Gypsy's Travels


Monday, December 7, 2009

Remembering Pearl Harbor

Karen McCann Hett has been my memoir writing mentor. We are avid about people putting their life stories on paper / blog / tape, anything to preserve the stories. See her website for more stories of people who remember Pearl Harbor. Time is growing short as many of those who lived through the attack are coming to the end of their lives. No matter how far away they were, everyone was affected.

On December 7, 1941, Japanese planes attacked the Pacific Fleet at Pearl Harbor, Hawaii Territory, killing more than 2,300 Americans. The U.S.S. Arizona was completely destroyed and the U.S.S. Oklahoma capsized. The attack sank three other ships and damaged many additional vessels. More than 180 aircraft were destroyed. The surprise attack came at sunrise. The next day, they attacked Guam and Wake Island; and the U.S., Canada, and Great Britain declared war on Japan and Germany.

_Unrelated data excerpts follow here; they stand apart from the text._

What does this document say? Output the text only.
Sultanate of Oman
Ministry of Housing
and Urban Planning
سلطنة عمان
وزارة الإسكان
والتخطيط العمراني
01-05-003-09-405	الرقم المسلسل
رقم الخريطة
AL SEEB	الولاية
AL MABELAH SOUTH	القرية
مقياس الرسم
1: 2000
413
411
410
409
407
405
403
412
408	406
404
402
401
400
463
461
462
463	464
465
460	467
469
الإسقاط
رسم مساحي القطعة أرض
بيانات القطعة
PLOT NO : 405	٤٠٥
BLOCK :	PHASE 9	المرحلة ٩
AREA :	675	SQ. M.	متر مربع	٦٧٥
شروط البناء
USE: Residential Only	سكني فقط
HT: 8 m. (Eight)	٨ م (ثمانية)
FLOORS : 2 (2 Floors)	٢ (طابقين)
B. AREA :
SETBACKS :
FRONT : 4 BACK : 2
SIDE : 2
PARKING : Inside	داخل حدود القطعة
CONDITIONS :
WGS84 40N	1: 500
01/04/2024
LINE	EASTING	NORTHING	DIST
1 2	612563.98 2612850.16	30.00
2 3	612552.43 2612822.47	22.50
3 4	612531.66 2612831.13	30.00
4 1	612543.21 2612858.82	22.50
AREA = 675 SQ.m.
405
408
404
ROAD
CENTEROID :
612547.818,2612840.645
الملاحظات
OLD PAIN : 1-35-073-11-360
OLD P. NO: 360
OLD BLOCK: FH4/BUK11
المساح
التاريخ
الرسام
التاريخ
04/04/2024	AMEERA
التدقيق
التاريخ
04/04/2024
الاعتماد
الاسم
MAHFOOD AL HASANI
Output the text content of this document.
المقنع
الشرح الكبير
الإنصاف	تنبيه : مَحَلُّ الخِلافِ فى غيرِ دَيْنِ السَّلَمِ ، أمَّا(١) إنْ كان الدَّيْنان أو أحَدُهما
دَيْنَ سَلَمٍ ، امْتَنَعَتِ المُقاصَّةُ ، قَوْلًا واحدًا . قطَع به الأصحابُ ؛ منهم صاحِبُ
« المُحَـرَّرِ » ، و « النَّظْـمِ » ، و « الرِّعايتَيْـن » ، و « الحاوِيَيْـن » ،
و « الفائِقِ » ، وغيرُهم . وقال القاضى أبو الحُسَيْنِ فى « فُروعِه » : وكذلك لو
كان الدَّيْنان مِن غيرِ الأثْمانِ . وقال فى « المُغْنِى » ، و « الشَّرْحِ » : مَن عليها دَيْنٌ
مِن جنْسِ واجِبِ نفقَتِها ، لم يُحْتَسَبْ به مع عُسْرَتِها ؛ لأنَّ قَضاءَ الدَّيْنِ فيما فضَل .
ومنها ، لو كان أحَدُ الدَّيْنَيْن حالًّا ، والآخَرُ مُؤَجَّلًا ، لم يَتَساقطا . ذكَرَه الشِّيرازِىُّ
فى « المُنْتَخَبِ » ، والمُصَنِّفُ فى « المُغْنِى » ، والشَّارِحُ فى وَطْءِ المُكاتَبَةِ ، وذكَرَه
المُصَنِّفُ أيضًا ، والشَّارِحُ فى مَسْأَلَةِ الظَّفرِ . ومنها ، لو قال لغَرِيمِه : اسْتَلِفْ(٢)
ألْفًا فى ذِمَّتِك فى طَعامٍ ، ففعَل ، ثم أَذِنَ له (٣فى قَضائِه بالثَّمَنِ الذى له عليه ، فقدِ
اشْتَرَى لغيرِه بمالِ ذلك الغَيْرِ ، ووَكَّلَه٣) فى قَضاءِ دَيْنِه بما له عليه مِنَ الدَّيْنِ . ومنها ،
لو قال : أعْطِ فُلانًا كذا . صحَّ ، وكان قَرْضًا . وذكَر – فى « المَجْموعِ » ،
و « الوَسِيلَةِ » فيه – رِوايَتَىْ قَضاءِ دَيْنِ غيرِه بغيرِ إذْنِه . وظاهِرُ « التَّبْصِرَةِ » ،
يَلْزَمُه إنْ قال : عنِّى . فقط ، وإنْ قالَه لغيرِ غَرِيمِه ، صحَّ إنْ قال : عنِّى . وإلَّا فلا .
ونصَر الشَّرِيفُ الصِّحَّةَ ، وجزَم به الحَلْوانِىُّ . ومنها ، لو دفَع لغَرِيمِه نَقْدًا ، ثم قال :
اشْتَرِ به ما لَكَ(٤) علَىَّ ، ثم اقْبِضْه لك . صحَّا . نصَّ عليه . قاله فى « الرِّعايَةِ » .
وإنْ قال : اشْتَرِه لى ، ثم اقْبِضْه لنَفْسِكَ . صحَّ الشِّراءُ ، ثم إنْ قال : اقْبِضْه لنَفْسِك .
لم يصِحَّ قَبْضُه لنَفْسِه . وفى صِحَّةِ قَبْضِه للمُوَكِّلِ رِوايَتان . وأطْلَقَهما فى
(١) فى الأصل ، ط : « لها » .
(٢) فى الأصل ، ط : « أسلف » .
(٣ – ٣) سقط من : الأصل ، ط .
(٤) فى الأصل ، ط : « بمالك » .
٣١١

Valerie Maris Taylor was in her 80's when I interviewed her in June 2004.
This is her memory of the bombing of Pearl Harbor:

At the time of the bombing of Pearl Harbor, my husband, Jack, was in the Army Air Corps stationed somewhere in the Carribean, Jamaica I think. He had been in Cuba. Pearl Harbor was bombed the day before our daughter's first birthday. War was declared on her birthday. The bombing was a great surprise to everyone. I only had a radio, but it wasn't turned off for several days. I was scared for my husband's life.
It never occurred to me that the USA was in any danger. Daughter and I were living in Baytown, Texas, in a garage apartment. We didn't have a car, so we walked to the Post Office every day to get the mail. If there were no mail in the morning, we went back in the evening. When we finally got mail from Jack, we would rest a few days. Then we would start our routine all over again. Daughter did walk the whole way; she LOVED it. She was 17 months old, when her daddy finally got to come home on leave.
Shortly after war was declared, they began rationing shoes, sugar, canned cream, etc. You couldn't buy electrical appliances. I borrowed an old electric iron from my mother-in-law, and bought an icebox. I had a card to put in the window to tell the iceman how much ice to bring.
I was only 19 years old and had been married for 22 months. I wasn't really concerned about what would happen to me. The real concern was for Jack. I was worried they would bomb the island he was on which was the oil and gas depot for the planes.

Valerie's daughter adds: My dad came home from the war safely. He never talked about his time there but he had the confidence and bravado that is won by those who leave as young men and return as seasoned veterans. He also served in the Korean War and retired from the Air Force after twenty years of service.